NotesUse a lightweight well-seasoned nonstick saute pan for best results. The frittata will be easier to invert and less likely to stick to the pan.
To make a low-fat, low-cholesterol version of this frittata, substitute commercially prepared fettucine, Egg Beaters (using 10 ounces for the 6 eggs), and low-fat cheese.
Total Timeunder 1 hour
Recipe Coursemain course
Dietary Considerationhalal, kosher, peanut free, soy free, tree nut free, vegetarian
Mealbrunch, dinner, lunch
- 6 large eggs
- 1 teaspoon plus 1 tablespoon fine sea salt
- Grinding of black pepper
- 1½ cups (6 ounces) grated zucchini
- 1 medium-size carrot, grated
- 1½ cups (6 ounces) cubed Italian Fontina cheese
- 1/8 teaspoon freshly grated nutmeg
- 3 tablespoons minced fresh mint leaves
- 3 quarts water
- 6 ounces plain fettuccine, homemade or store-bought
- 6 ounces spinach fettuccine, homemade or store-bought
- ¼ cup extra virgin olive oil
- 2 tablespoons butter
Crack three of the eggs into each of two large bowls. Stir ½ teaspoon of the salt, and a grinding of black pepper into each bowl.

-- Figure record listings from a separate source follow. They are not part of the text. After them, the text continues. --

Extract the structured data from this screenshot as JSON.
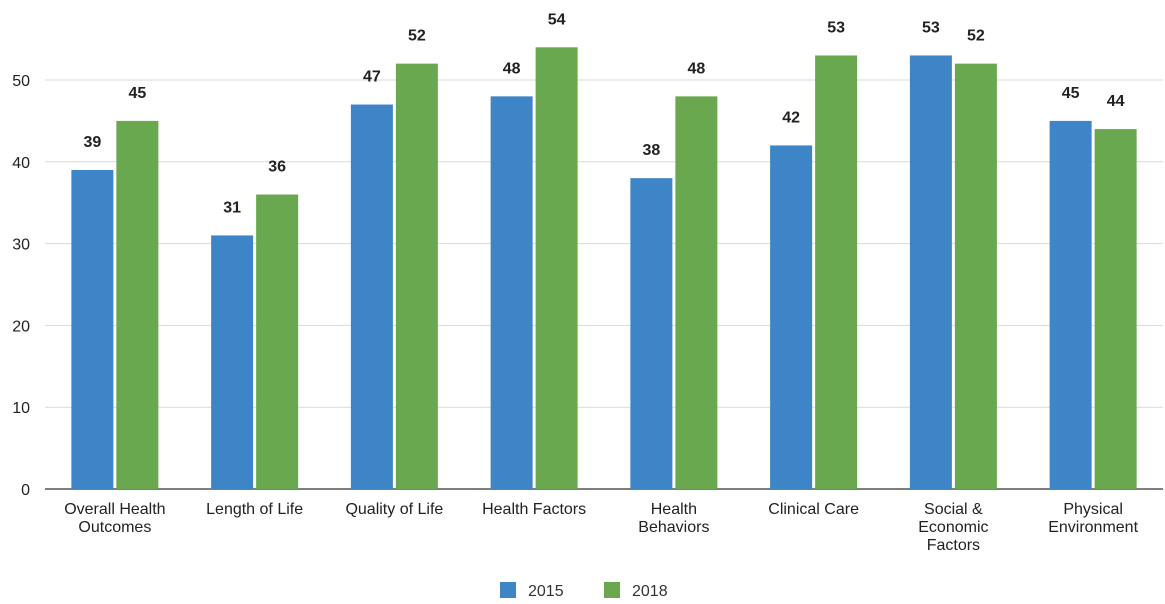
{
  "chart_data": {
    "type": "bar",
    "categories": [
      [
        "Overall Health",
        "Outcomes"
      ],
      [
        "Length of Life"
      ],
      [
        "Quality of Life"
      ],
      [
        "Health Factors"
      ],
      [
        "Health",
        "Behaviors"
      ],
      [
        "Clinical Care"
      ],
      [
        "Social &",
        "Economic",
        "Factors"
      ],
      [
        "Physical",
        "Environment"
      ]
    ],
    "series": [
      {
        "name": "2015",
        "color": "#3d85c6",
        "values": [
          39,
          31,
          47,
          48,
          38,
          42,
          53,
          45
        ]
      },
      {
        "name": "2018",
        "color": "#6aa84f",
        "values": [
          45,
          36,
          52,
          54,
          48,
          53,
          52,
          44
        ]
      }
    ],
    "ylim": [
      0,
      50
    ],
    "yticks": [
      "0",
      "10",
      "20",
      "30",
      "40",
      "50"
    ],
    "grid": true,
    "legend_position": "bottom",
    "data_labels": true
  }
}
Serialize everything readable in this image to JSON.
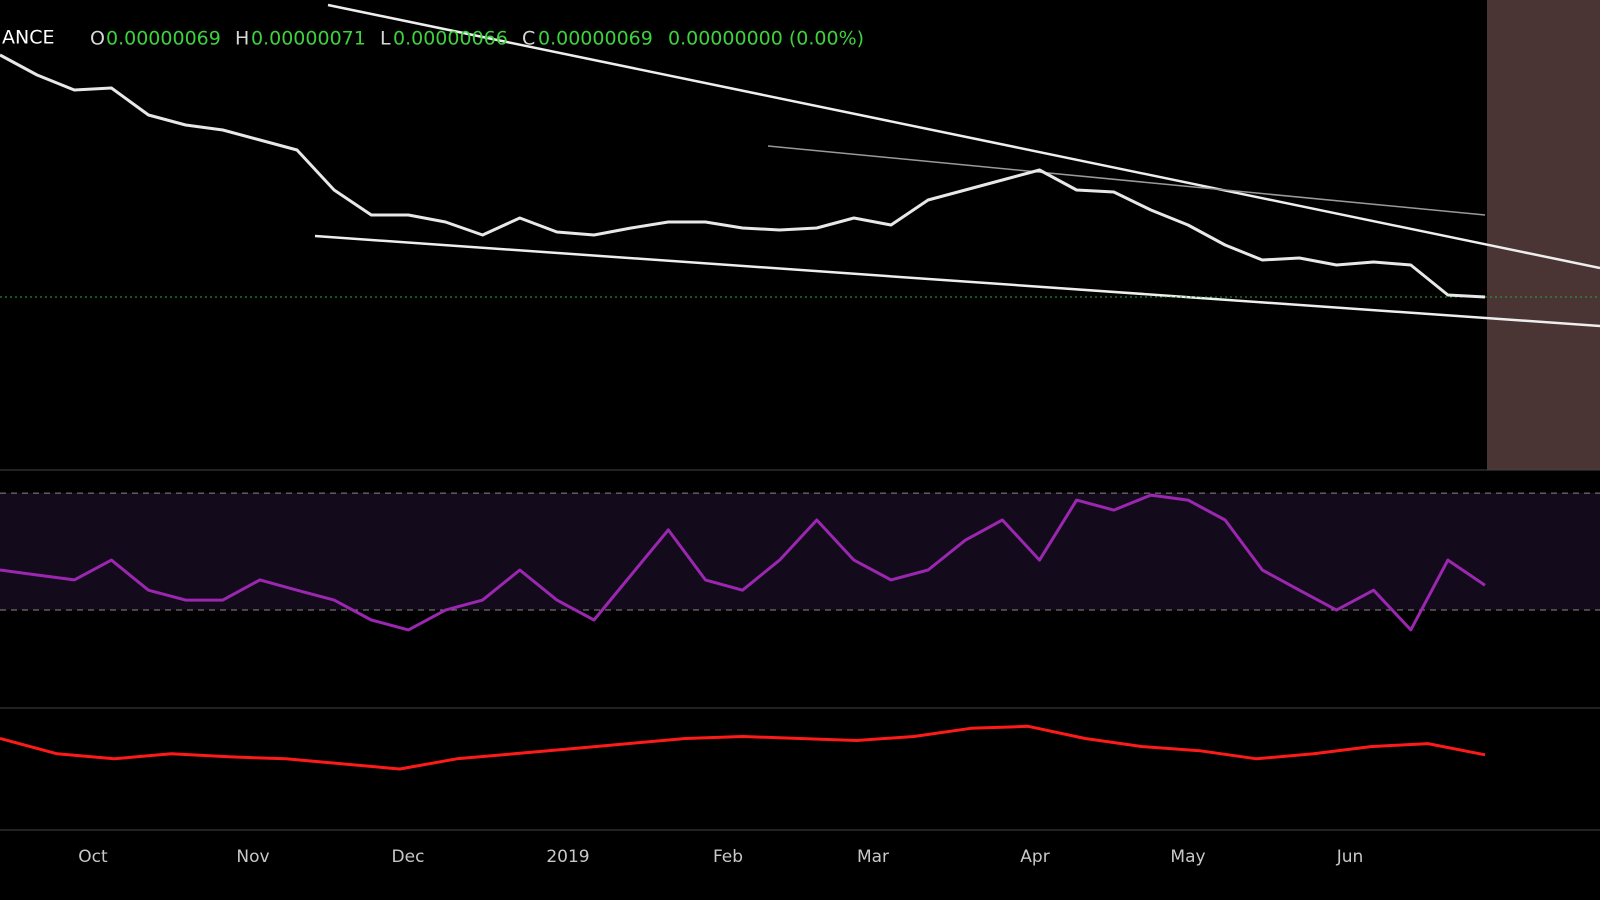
{
  "header": {
    "symbol": "ANCE",
    "open_label": "O",
    "open": "0.00000069",
    "high_label": "H",
    "high": "0.00000071",
    "low_label": "L",
    "low": "0.00000066",
    "close_label": "C",
    "close": "0.00000069",
    "change": "0.00000000 (0.00%)"
  },
  "chart_data": [
    {
      "type": "line",
      "name": "price",
      "values": [
        117.4,
        113.4,
        110.4,
        110.8,
        105.4,
        103.4,
        102.4,
        100.4,
        98.4,
        90.4,
        85.4,
        85.4,
        84,
        81.4,
        84.8,
        82,
        81.4,
        82.8,
        84,
        84,
        82.8,
        82.4,
        82.8,
        84.8,
        83.4,
        88.4,
        90.4,
        92.4,
        94.4,
        90.4,
        90,
        86.4,
        83.4,
        79.4,
        76.4,
        76.8,
        75.4,
        76,
        75.4,
        69.4,
        69
      ],
      "color": "#e8e8e8",
      "ylim": [
        34.4,
        128.4
      ]
    },
    {
      "type": "line",
      "name": "rsi",
      "values": [
        43.7,
        42,
        40.3,
        47.1,
        36.8,
        33.4,
        33.4,
        40.3,
        36.8,
        33.4,
        26.6,
        23.2,
        30,
        33.4,
        43.7,
        33.4,
        26.6,
        42,
        57.4,
        40.3,
        36.8,
        47.1,
        60.8,
        47.1,
        40.3,
        43.7,
        53.9,
        60.8,
        47.1,
        67.6,
        64.2,
        69.3,
        67.6,
        60.8,
        43.7,
        36.8,
        30,
        36.8,
        23.2,
        47.1,
        38.5
      ],
      "color": "#9b27b0",
      "ylim": [
        -3.5,
        77.9
      ],
      "bands": [
        30,
        70
      ]
    },
    {
      "type": "line",
      "name": "macd",
      "values": [
        30,
        15,
        10,
        15,
        12,
        10,
        5,
        0,
        10,
        15,
        20,
        25,
        30,
        32,
        30,
        28,
        32,
        40,
        42,
        30,
        22,
        18,
        10,
        15,
        22,
        25,
        14
      ],
      "color": "#ff1a1a",
      "ylim": [
        -60,
        60
      ]
    }
  ],
  "x_axis": {
    "labels": [
      "Oct",
      "Nov",
      "Dec",
      "2019",
      "Feb",
      "Mar",
      "Apr",
      "May",
      "Jun"
    ]
  }
}
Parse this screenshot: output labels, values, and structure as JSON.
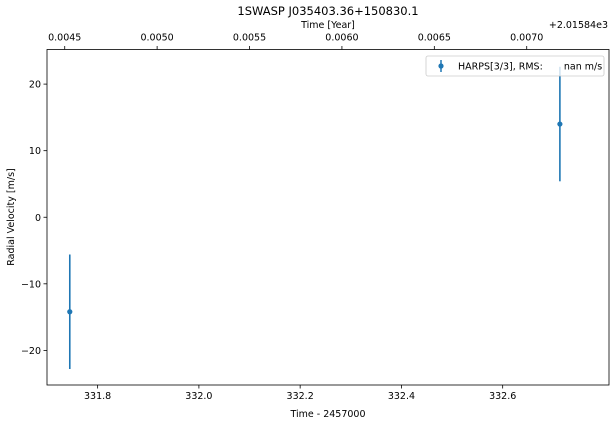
{
  "chart_data": {
    "type": "scatter",
    "title": "1SWASP J035403.36+150830.1",
    "xlabel": "Time - 2457000",
    "ylabel": "Radial Velocity [m/s]",
    "top_xlabel": "Time [Year]",
    "top_offset_text": "+2.01584e3",
    "xlim": [
      331.7,
      332.81
    ],
    "ylim": [
      -25.2,
      25.2
    ],
    "x_ticks": [
      331.8,
      332.0,
      332.2,
      332.4,
      332.6
    ],
    "x_tick_labels": [
      "331.8",
      "332.0",
      "332.2",
      "332.4",
      "332.6"
    ],
    "y_ticks": [
      -20,
      -10,
      0,
      10,
      20
    ],
    "y_tick_labels": [
      "−20",
      "−10",
      "0",
      "10",
      "20"
    ],
    "top_ticks_bottom_units": [
      331.735,
      331.9175,
      332.1,
      332.2825,
      332.465,
      332.6475
    ],
    "top_tick_labels": [
      "0.0045",
      "0.0050",
      "0.0055",
      "0.0060",
      "0.0065",
      "0.0070"
    ],
    "grid": false,
    "legend_position": "top-right",
    "series": [
      {
        "name": "HARPS[3/3], RMS:       nan m/s",
        "color": "#1f77b4",
        "x": [
          331.745,
          332.713
        ],
        "y": [
          -14.2,
          14.0
        ],
        "yerr": [
          8.6,
          8.6
        ]
      }
    ]
  }
}
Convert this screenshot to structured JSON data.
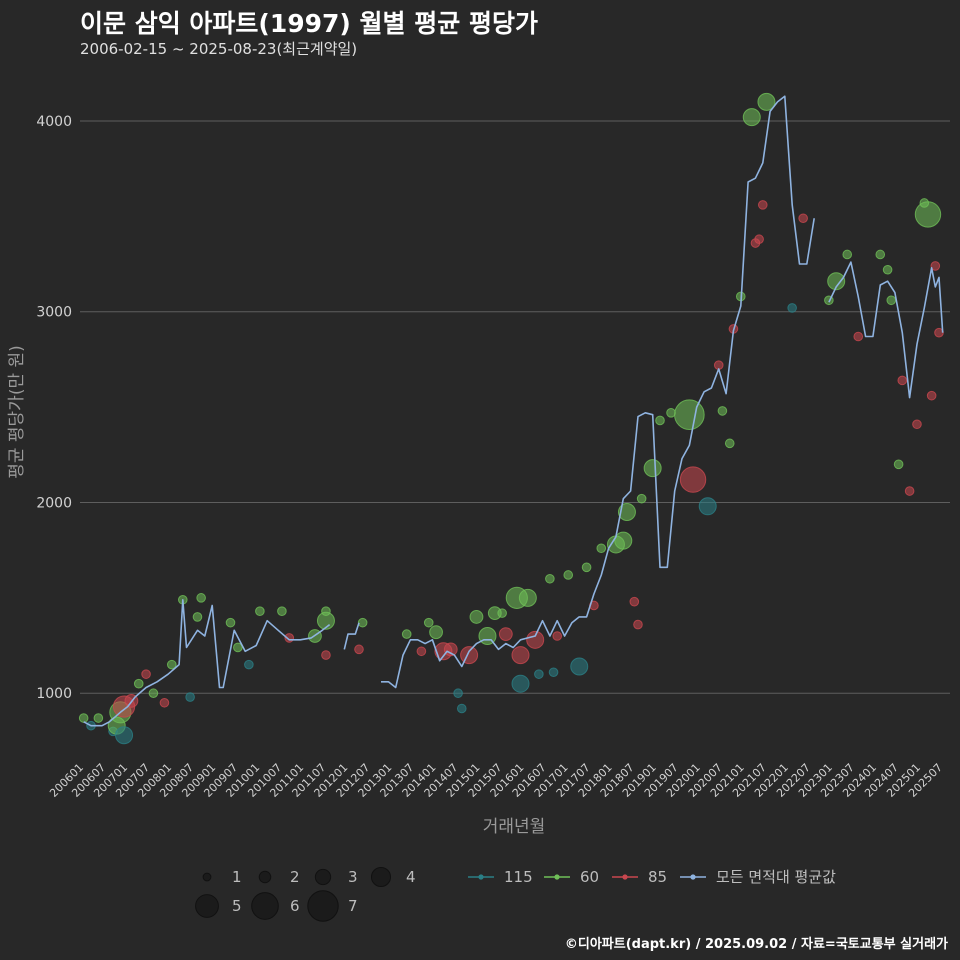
{
  "header": {
    "title": "이문 삼익 아파트(1997) 월별 평균 평당가",
    "subtitle": "2006-02-15 ~ 2025-08-23(최근계약일)",
    "caption": "©디아파트(dapt.kr) / 2025.09.02 / 자료=국토교통부 실거래가"
  },
  "chart_data": {
    "type": "line",
    "title": "이문 삼익 아파트(1997) 월별 평균 평당가",
    "subtitle": "2006-02-15 ~ 2025-08-23(최근계약일)",
    "xlabel": "거래년월",
    "ylabel": "평균 평당가(만 원)",
    "ylim": [
      650,
      4330
    ],
    "xlim": [
      "2006-01",
      "2025-10"
    ],
    "y_ticks": [
      1000,
      2000,
      3000,
      4000
    ],
    "x_ticks": [
      "200601",
      "200607",
      "200701",
      "200707",
      "200801",
      "200807",
      "200901",
      "200907",
      "201001",
      "201007",
      "201101",
      "201107",
      "201201",
      "201207",
      "201301",
      "201307",
      "201401",
      "201407",
      "201501",
      "201507",
      "201601",
      "201607",
      "201701",
      "201707",
      "201801",
      "201807",
      "201901",
      "201907",
      "202001",
      "202007",
      "202101",
      "202107",
      "202201",
      "202207",
      "202301",
      "202307",
      "202401",
      "202407",
      "202501",
      "202507"
    ],
    "grid": true,
    "legend_position": "bottom",
    "colors": {
      "115": "#2a7f86",
      "60": "#6fbf58",
      "85": "#c9474f",
      "avg": "#8fb3e0"
    },
    "size_legend": {
      "title": "",
      "values": [
        1,
        2,
        3,
        4,
        5,
        6,
        7
      ]
    },
    "color_legend": [
      {
        "key": "115",
        "label": "115"
      },
      {
        "key": "60",
        "label": "60"
      },
      {
        "key": "85",
        "label": "85"
      },
      {
        "key": "avg",
        "label": "모든 면적대 평균값"
      }
    ],
    "avg_line": [
      [
        "2006-02",
        850
      ],
      [
        "2006-04",
        830
      ],
      [
        "2006-07",
        830
      ],
      [
        "2006-09",
        850
      ],
      [
        "2006-12",
        900
      ],
      [
        "2007-02",
        930
      ],
      [
        "2007-04",
        980
      ],
      [
        "2007-07",
        1030
      ],
      [
        "2007-10",
        1060
      ],
      [
        "2008-01",
        1100
      ],
      [
        "2008-04",
        1150
      ],
      [
        "2008-05",
        1490
      ],
      [
        "2008-06",
        1240
      ],
      [
        "2008-09",
        1330
      ],
      [
        "2008-11",
        1300
      ],
      [
        "2009-01",
        1460
      ],
      [
        "2009-03",
        1030
      ],
      [
        "2009-04",
        1030
      ],
      [
        "2009-07",
        1330
      ],
      [
        "2009-10",
        1220
      ],
      [
        "2010-01",
        1250
      ],
      [
        "2010-04",
        1380
      ],
      [
        "2010-07",
        1330
      ],
      [
        "2010-10",
        1280
      ],
      [
        "2011-01",
        1280
      ],
      [
        "2011-04",
        1290
      ],
      [
        "2011-07",
        1330
      ],
      [
        "2011-09",
        1360
      ],
      null,
      [
        "2012-01",
        1230
      ],
      [
        "2012-02",
        1310
      ],
      [
        "2012-04",
        1310
      ],
      [
        "2012-05",
        1370
      ],
      null,
      [
        "2012-11",
        1060
      ],
      [
        "2013-01",
        1060
      ],
      [
        "2013-03",
        1030
      ],
      [
        "2013-05",
        1200
      ],
      [
        "2013-07",
        1280
      ],
      [
        "2013-09",
        1280
      ],
      [
        "2013-11",
        1260
      ],
      [
        "2014-01",
        1280
      ],
      [
        "2014-03",
        1170
      ],
      [
        "2014-05",
        1220
      ],
      [
        "2014-07",
        1200
      ],
      [
        "2014-09",
        1140
      ],
      [
        "2014-11",
        1220
      ],
      [
        "2015-01",
        1260
      ],
      [
        "2015-03",
        1280
      ],
      [
        "2015-05",
        1280
      ],
      [
        "2015-07",
        1230
      ],
      [
        "2015-09",
        1260
      ],
      [
        "2015-11",
        1240
      ],
      [
        "2016-01",
        1280
      ],
      [
        "2016-03",
        1290
      ],
      [
        "2016-05",
        1300
      ],
      [
        "2016-07",
        1380
      ],
      [
        "2016-09",
        1300
      ],
      [
        "2016-11",
        1380
      ],
      [
        "2017-01",
        1300
      ],
      [
        "2017-03",
        1370
      ],
      [
        "2017-05",
        1400
      ],
      [
        "2017-07",
        1400
      ],
      [
        "2017-09",
        1520
      ],
      [
        "2017-11",
        1620
      ],
      [
        "2018-01",
        1760
      ],
      [
        "2018-03",
        1820
      ],
      [
        "2018-05",
        2020
      ],
      [
        "2018-07",
        2060
      ],
      [
        "2018-09",
        2450
      ],
      [
        "2018-11",
        2470
      ],
      [
        "2019-01",
        2460
      ],
      [
        "2019-03",
        1660
      ],
      [
        "2019-05",
        1660
      ],
      [
        "2019-07",
        2060
      ],
      [
        "2019-09",
        2230
      ],
      [
        "2019-11",
        2300
      ],
      [
        "2020-01",
        2500
      ],
      [
        "2020-03",
        2580
      ],
      [
        "2020-05",
        2600
      ],
      [
        "2020-07",
        2700
      ],
      [
        "2020-09",
        2570
      ],
      [
        "2020-11",
        2900
      ],
      [
        "2021-01",
        3030
      ],
      [
        "2021-03",
        3680
      ],
      [
        "2021-05",
        3700
      ],
      [
        "2021-07",
        3780
      ],
      [
        "2021-09",
        4050
      ],
      [
        "2021-11",
        4100
      ],
      [
        "2022-01",
        4130
      ],
      [
        "2022-03",
        3560
      ],
      [
        "2022-05",
        3250
      ],
      [
        "2022-07",
        3250
      ],
      [
        "2022-09",
        3490
      ],
      null,
      [
        "2023-01",
        3050
      ],
      [
        "2023-03",
        3130
      ],
      [
        "2023-05",
        3180
      ],
      [
        "2023-07",
        3260
      ],
      [
        "2023-09",
        3080
      ],
      [
        "2023-11",
        2870
      ],
      [
        "2024-01",
        2870
      ],
      [
        "2024-03",
        3140
      ],
      [
        "2024-05",
        3160
      ],
      [
        "2024-07",
        3100
      ],
      [
        "2024-09",
        2890
      ],
      [
        "2024-11",
        2550
      ],
      [
        "2025-01",
        2830
      ],
      [
        "2025-03",
        3020
      ],
      [
        "2025-05",
        3230
      ],
      [
        "2025-06",
        3130
      ],
      [
        "2025-07",
        3180
      ],
      [
        "2025-08",
        2890
      ]
    ],
    "points": [
      [
        "2006-02",
        870,
        "60",
        1
      ],
      [
        "2006-04",
        830,
        "115",
        1
      ],
      [
        "2006-06",
        870,
        "60",
        1
      ],
      [
        "2006-10",
        800,
        "115",
        1
      ],
      [
        "2006-11",
        830,
        "60",
        3
      ],
      [
        "2006-12",
        900,
        "60",
        4
      ],
      [
        "2007-01",
        780,
        "115",
        3
      ],
      [
        "2007-01",
        930,
        "85",
        4
      ],
      [
        "2007-03",
        960,
        "85",
        2
      ],
      [
        "2007-05",
        1050,
        "60",
        1
      ],
      [
        "2007-07",
        1100,
        "85",
        1
      ],
      [
        "2007-09",
        1000,
        "60",
        1
      ],
      [
        "2007-12",
        950,
        "85",
        1
      ],
      [
        "2008-02",
        1150,
        "60",
        1
      ],
      [
        "2008-05",
        1490,
        "60",
        1
      ],
      [
        "2008-07",
        980,
        "115",
        1
      ],
      [
        "2008-09",
        1400,
        "60",
        1
      ],
      [
        "2008-10",
        1500,
        "60",
        1
      ],
      [
        "2009-06",
        1370,
        "60",
        1
      ],
      [
        "2009-08",
        1240,
        "60",
        1
      ],
      [
        "2009-11",
        1150,
        "115",
        1
      ],
      [
        "2010-02",
        1430,
        "60",
        1
      ],
      [
        "2010-08",
        1430,
        "60",
        1
      ],
      [
        "2010-10",
        1290,
        "85",
        1
      ],
      [
        "2011-05",
        1300,
        "60",
        2
      ],
      [
        "2011-08",
        1380,
        "60",
        3
      ],
      [
        "2011-08",
        1430,
        "60",
        1
      ],
      [
        "2011-08",
        1200,
        "85",
        1
      ],
      [
        "2012-05",
        1230,
        "85",
        1
      ],
      [
        "2012-06",
        1370,
        "60",
        1
      ],
      [
        "2013-06",
        1310,
        "60",
        1
      ],
      [
        "2013-10",
        1220,
        "85",
        1
      ],
      [
        "2013-12",
        1370,
        "60",
        1
      ],
      [
        "2014-02",
        1320,
        "60",
        2
      ],
      [
        "2014-04",
        1220,
        "85",
        3
      ],
      [
        "2014-06",
        1230,
        "85",
        2
      ],
      [
        "2014-08",
        1000,
        "115",
        1
      ],
      [
        "2014-09",
        920,
        "115",
        1
      ],
      [
        "2014-11",
        1200,
        "85",
        3
      ],
      [
        "2015-01",
        1400,
        "60",
        2
      ],
      [
        "2015-04",
        1300,
        "60",
        3
      ],
      [
        "2015-06",
        1420,
        "60",
        2
      ],
      [
        "2015-08",
        1420,
        "60",
        1
      ],
      [
        "2015-09",
        1310,
        "85",
        2
      ],
      [
        "2015-12",
        1500,
        "60",
        4
      ],
      [
        "2016-01",
        1050,
        "115",
        3
      ],
      [
        "2016-01",
        1200,
        "85",
        3
      ],
      [
        "2016-03",
        1500,
        "60",
        3
      ],
      [
        "2016-05",
        1280,
        "85",
        3
      ],
      [
        "2016-06",
        1100,
        "115",
        1
      ],
      [
        "2016-09",
        1600,
        "60",
        1
      ],
      [
        "2016-10",
        1110,
        "115",
        1
      ],
      [
        "2016-11",
        1300,
        "85",
        1
      ],
      [
        "2017-02",
        1620,
        "60",
        1
      ],
      [
        "2017-05",
        1140,
        "115",
        3
      ],
      [
        "2017-07",
        1660,
        "60",
        1
      ],
      [
        "2017-09",
        1460,
        "85",
        1
      ],
      [
        "2017-11",
        1760,
        "60",
        1
      ],
      [
        "2018-03",
        1780,
        "60",
        3
      ],
      [
        "2018-05",
        1800,
        "60",
        3
      ],
      [
        "2018-06",
        1950,
        "60",
        3
      ],
      [
        "2018-08",
        1480,
        "85",
        1
      ],
      [
        "2018-09",
        1360,
        "85",
        1
      ],
      [
        "2018-10",
        2020,
        "60",
        1
      ],
      [
        "2019-01",
        2180,
        "60",
        3
      ],
      [
        "2019-03",
        2430,
        "60",
        1
      ],
      [
        "2019-06",
        2470,
        "60",
        1
      ],
      [
        "2019-11",
        2460,
        "60",
        6
      ],
      [
        "2019-12",
        2120,
        "85",
        5
      ],
      [
        "2020-04",
        1980,
        "115",
        3
      ],
      [
        "2020-07",
        2720,
        "85",
        1
      ],
      [
        "2020-08",
        2480,
        "60",
        1
      ],
      [
        "2020-10",
        2310,
        "60",
        1
      ],
      [
        "2020-11",
        2910,
        "85",
        1
      ],
      [
        "2021-01",
        3080,
        "60",
        1
      ],
      [
        "2021-04",
        4020,
        "60",
        3
      ],
      [
        "2021-05",
        3360,
        "85",
        1
      ],
      [
        "2021-06",
        3380,
        "85",
        1
      ],
      [
        "2021-07",
        3560,
        "85",
        1
      ],
      [
        "2021-08",
        4100,
        "60",
        3
      ],
      [
        "2022-03",
        3020,
        "115",
        1
      ],
      [
        "2022-06",
        3490,
        "85",
        1
      ],
      [
        "2023-01",
        3060,
        "60",
        1
      ],
      [
        "2023-03",
        3160,
        "60",
        3
      ],
      [
        "2023-06",
        3300,
        "60",
        1
      ],
      [
        "2023-09",
        2870,
        "85",
        1
      ],
      [
        "2024-03",
        3300,
        "60",
        1
      ],
      [
        "2024-05",
        3220,
        "60",
        1
      ],
      [
        "2024-06",
        3060,
        "60",
        1
      ],
      [
        "2024-08",
        2200,
        "60",
        1
      ],
      [
        "2024-09",
        2640,
        "85",
        1
      ],
      [
        "2024-11",
        2060,
        "85",
        1
      ],
      [
        "2025-01",
        2410,
        "85",
        1
      ],
      [
        "2025-03",
        3570,
        "60",
        1
      ],
      [
        "2025-04",
        3510,
        "60",
        5
      ],
      [
        "2025-05",
        2560,
        "85",
        1
      ],
      [
        "2025-06",
        3240,
        "85",
        1
      ],
      [
        "2025-07",
        2890,
        "85",
        1
      ]
    ]
  }
}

Stir the zucchini into one bowl and the carrot into the other. Divide equally and stir the cheese into each bowl. Stir the nutmeg into the carrot mixture and the mint into the zucchini mixture. Set the bowls aside.
In a pasta pot with an insert bring the water to a boil. Add the 1 tablespoon of salt and the plain fettucine. Cook for only 2 to 3 minutes for fresh or follow the directions on the package for commercially prepared, being careful to cook the fettucine at dente. With a pasta scoop, drain the fettucine from the water, shaking off the excess and transfer it to the bowl with the zucchini mixture. Toss the ingredients gently together and set aside.
In the same pot, cook the spinach fettucine until at dente and drain with a pasta scoop, shaking off the excess water. Transfer the fettucine to the bowl with the carrot mixture and toss well. Set aside.
In a large (12-inch) nonstick saute pan, heat together 2 tablespoons of the olive oil and 1 tablespoon of the butter. Make sure the oil and butter evenly coat the bottom of the pan. Transfer the plain fettucine mixture to one half of the pan, smoothing out the top so it is even. Pour the spinach fettucine mixture in the other half of the pan next to the plain fettucine and smooth the top. Make sure the two types of fettucine meet in the center of the pan. Cook over medium heat until the frittata easily moves away from the sides of the pan and moves freely when the pan is shaken.
Place a serving dish, pizza pan, or rimless baking sheet larger than the diameter of the saute pan over the top and carefully invert the frittata onto the dish or pan. Set aside. Return the saute pan to the heat. Add the remaining 2 tablespoons olive oil and 1 tablepoon butter and when it is hot, slide the undercooked side of the frittata back into the pan and cook the other side.
Invert the frittata once it is cooked onto a serving dish. Let cool slightly, then cut into wedges to serve.